Corrupción y sus efectos
Aunque haya ascendido un punto respecto de 2021, Bolivia permanece en el último tercio, el peor, del Índice de Percepción de la Corrupción (IPC) 2022, hecho público hace pocos días por Transparencia Internacional (TI).
Esta organización no gubernamental publica desde 1995 un informe anual sobre la percepción que se tiene de la corrupción en el sector público de 180 países del mundo.
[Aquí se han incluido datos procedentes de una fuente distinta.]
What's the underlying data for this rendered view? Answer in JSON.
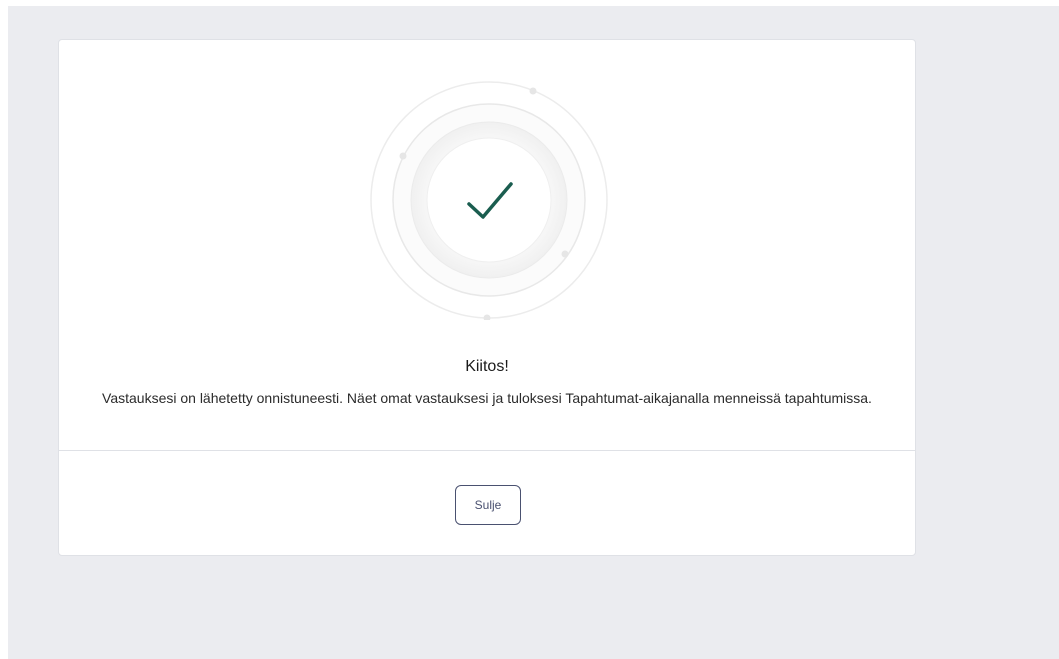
{
  "dialog": {
    "title": "Kiitos!",
    "message": "Vastauksesi on lähetetty onnistuneesti. Näet omat vastauksesi ja tuloksesi Tapahtumat-aikajanalla menneissä tapahtumissa.",
    "close_label": "Sulje",
    "success_icon": "checkmark-icon"
  },
  "colors": {
    "check": "#1a5d4f",
    "button_border": "#4a5170",
    "backdrop": "#ebecf0"
  }
}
El índice los califica según la percepción de especialistas y empresarios sobre la corrupción existente en el sector público de cada país. Está basado en “datos de 13 fuentes externas, incluidos el Banco Mundial, el Foro Económico Mundial, empresas privadas de consultoría y evaluación de riesgo, grupos de expertos y otros”, explica la introducción del informe publicado el martes 31 de enero.
Cada Estado recibe una calificación que va de cero a cien, donde el cero representa un alto nivel de corrupción y el cien, corrupción prácticamente inexistente.
Bolivia tiene una calificación de 31 puntos, ocupa el puesto 126 en el ranking mundial y el 25º entre los países de las Américas.
El IPC no mide la corrupción, tarea imposible pues, por su ilegalidad, los actos corruptos se esconden y disimulan y es muy difícil saber qué porcentaje de ellos se descubren.
Pero la percepción que se tiene de cuán corrupta es la administración pública de un Estado influye de manera significativa en la confianza que le otorgan los organismos internacionales, los inversores, los países que ejecutan programas de cooperación internacional y, también, quienes invierten en bonos soberanos.
En los últimos 10 años, el puntaje de Bolivia ha descendido desde 34, en 2012.
Ese descenso coincide con los resultados del lanzamiento de los bonos soberanos. Los de 2012 tuvieron éxito en su acogida en los mercados internacionales de capitales. Al contrario, los emitidos el año pasado no lograron captar los fondos que el Gobierno esperaba.
Este es solo un ejemplo del impacto que tiene la percepción de la corrupción en un Estado, factor al que se suma la calificación de riesgo, que para Bolivia ha sido revisada a la baja.
“Vemos una clara correlación entre los niveles de corrupción y la baja calidad de la democracia: poca independencia del poder judicial, falta de libertad de expresión, de libertad de prensa”, explicó el martes la presidenta de TI, Delia Ferreira Rubio.
La observación de Ferreira se aplica a la globalidad de los países incluidos en el IPC 2022, pero parecería que estuviera refiriéndose de manera específica a Bolivia.